Esperanza rapidamente disse que não, que sobre o sigilo ela concordava, mas que não queria algo rápido. “Quero que faça comigo exatamente o que fez com a Majo”. Sendo assim, nas mãos dela, não tive outra opção a não ser engolir seco e me resignar a cumprir as ordens de Esperanza. Imediatamente me abaixei e comecei a lamber a pussy dela, movendo minha língua lentamente para cima e para baixo sobre sua jovem buceta. Ela segurava meu cabelo com uma das mãos enquanto eu fazia isso, pedia constantemente que eu não parasse, com a outra mão acariciava os próprios seios. Enquanto estava ali, passeando minha língua sobre a pussy dela, tentei aguçar meus ouvidos. Eu a ouvia engolir seco, suspirar, notava como sua respiração acelerava. Também ouvia a água caindo, sabia que a Majo ainda estava tomando banho. Pensava que isso não teria acontecido se a Majo tivesse me deixado dormir lá. Tentei justificar tudo pensando que isso também era culpa da Majo, depois me toquei; tive claro que nem eu nem a Majo éramos culpados por isso. Tudo era culpa da Esperanza, aquela pequena ninfomaníaca que parecia tão inocente diante de toda a família.
Esperanza parecia satisfeita, cogitei sugerir que parássemos por ali. Que eu comesse a pussy dela enquanto a Majo tomava banho e depois me deixasse ir para casa. Mas Esperanza pensava diferente, enquanto eu imaginava como escapar daquela situação, ela me agarrou pelo cabelo e puxou para cima, até me deixar de pé. Ficando cara a cara, ela diz: “já chega, agora vamos para a parte boa”. Agarrou meu pau entre as mãos e o introduziu lentamente na pussy dela, que naquele momento já estava bem lubrificada.
Ainda se ouvia a água caindo, enquanto isso eu começava a deslizar meu pau dentro da pussy da Esperanza. A primeira coisa que fiz foi tapar a boca dela com minha mão esquerda, com a outra mão buscava acariciar o corpo dela, especialmente os seios, aqueles peitos enormes que, infelizmente, a Majo não tinha.

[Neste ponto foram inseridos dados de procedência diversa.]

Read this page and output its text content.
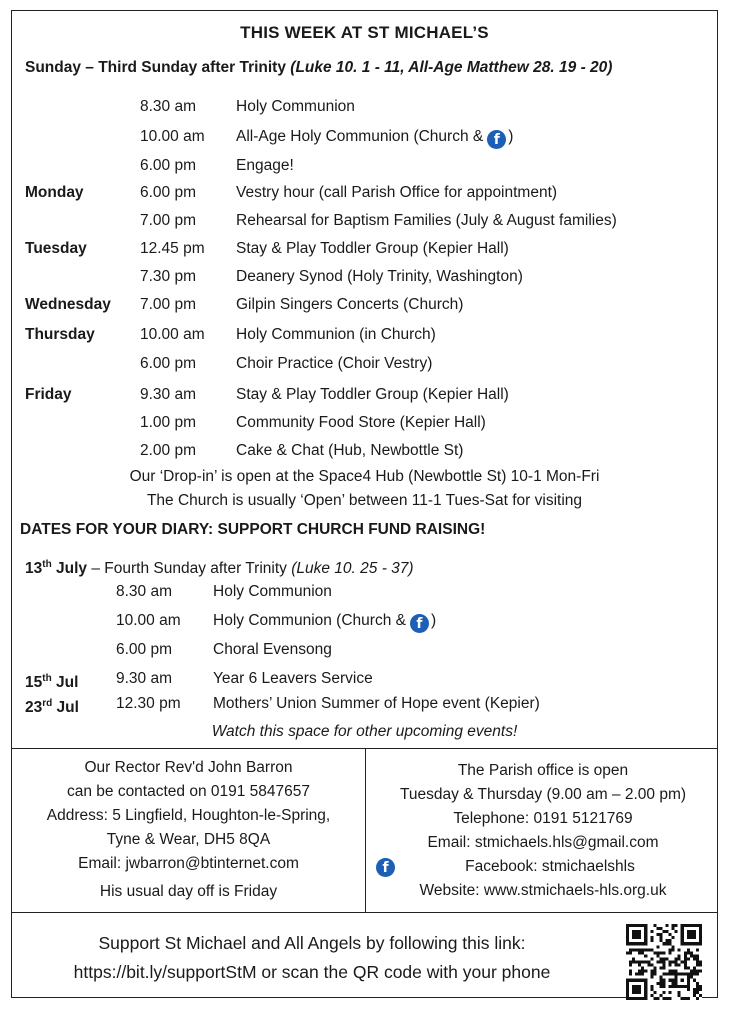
THIS WEEK AT ST MICHAEL’S
Sunday – Third Sunday after Trinity (Luke 10. 1 - 11, All-Age Matthew 28. 19 - 20)
8.30 am	Holy Communion
10.00 am All-Age Holy Communion (Church & f )
6.00 pm	Engage!
Monday	6.00 pm	Vestry hour (call Parish Office for appointment)
7.00 pm	Rehearsal for Baptism Families (July & August families)
Tuesday	12.45 pm Stay & Play Toddler Group (Kepier Hall)
7.30 pm	Deanery Synod (Holy Trinity, Washington)
Wednesday 7.00 pm	Gilpin Singers Concerts (Church)
Thursday	10.00 am Holy Communion (in Church)
6.00 pm	Choir Practice (Choir Vestry)
Friday	9.30 am	Stay & Play Toddler Group (Kepier Hall)
1.00 pm	Community Food Store (Kepier Hall)
2.00 pm	Cake & Chat (Hub, Newbottle St)
Our ‘Drop-in’ is open at the Space4 Hub (Newbottle St) 10-1 Mon-Fri
The Church is usually ‘Open’ between 11-1 Tues-Sat for visiting
DATES FOR YOUR DIARY: SUPPORT CHURCH FUND RAISING!
13th July – Fourth Sunday after Trinity (Luke 10. 25 - 37)
8.30 am	Holy Communion
10.00 am Holy Communion (Church & f )
6.00 pm	Choral Evensong
15th Jul 9.30 am	Year 6 Leavers Service
23rd Jul 12.30 pm Mothers’ Union Summer of Hope event (Kepier)
Watch this space for other upcoming events!
Our Rector Rev'd John Barron
can be contacted on 0191 5847657
Address: 5 Lingfield, Houghton-le-Spring,
Tyne & Wear, DH5 8QA
Email: jwbarron@btinternet.com
His usual day off is Friday
The Parish office is open
Tuesday & Thursday (9.00 am – 2.00 pm)
Telephone: 0191 5121769
Email: stmichaels.hls@gmail.com
f	Facebook: stmichaelshls
Website: www.stmichaels-hls.org.uk
Support St Michael and All Angels by following this link:
https://bit.ly/supportStM or scan the QR code with your phone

Mas eu não conseguia; ao fazer isso, perdia o equilíbrio e tinha que me apoiar na parede. A Esperança percebeu e, naquele momento, cruzou os braços atrás do meu pescoço, deu um pulinho e enlaçou as pernas na minha cintura. Eu a segurava por baixo, na bunda, com a mão esquerda; com a outra, passava a mão pelo corpo todo dela, descendo pelas costas, pelos peitos e pelas pernas. Quando sentia que a gente ia perder o equilíbrio, encostava ela na parede; segurava firme e foi aí que começaram os problemas. Primeiro, nossos corpos faziam um barulhão ao se chocar, e ela, mesmo tentando se segurar, soltava uns suspiros e, de vez em quando, uns gemidos. Ela apertava os lábios um no outro, pra não deixar escapar os gemidos, mas de vez em quando não dava conta.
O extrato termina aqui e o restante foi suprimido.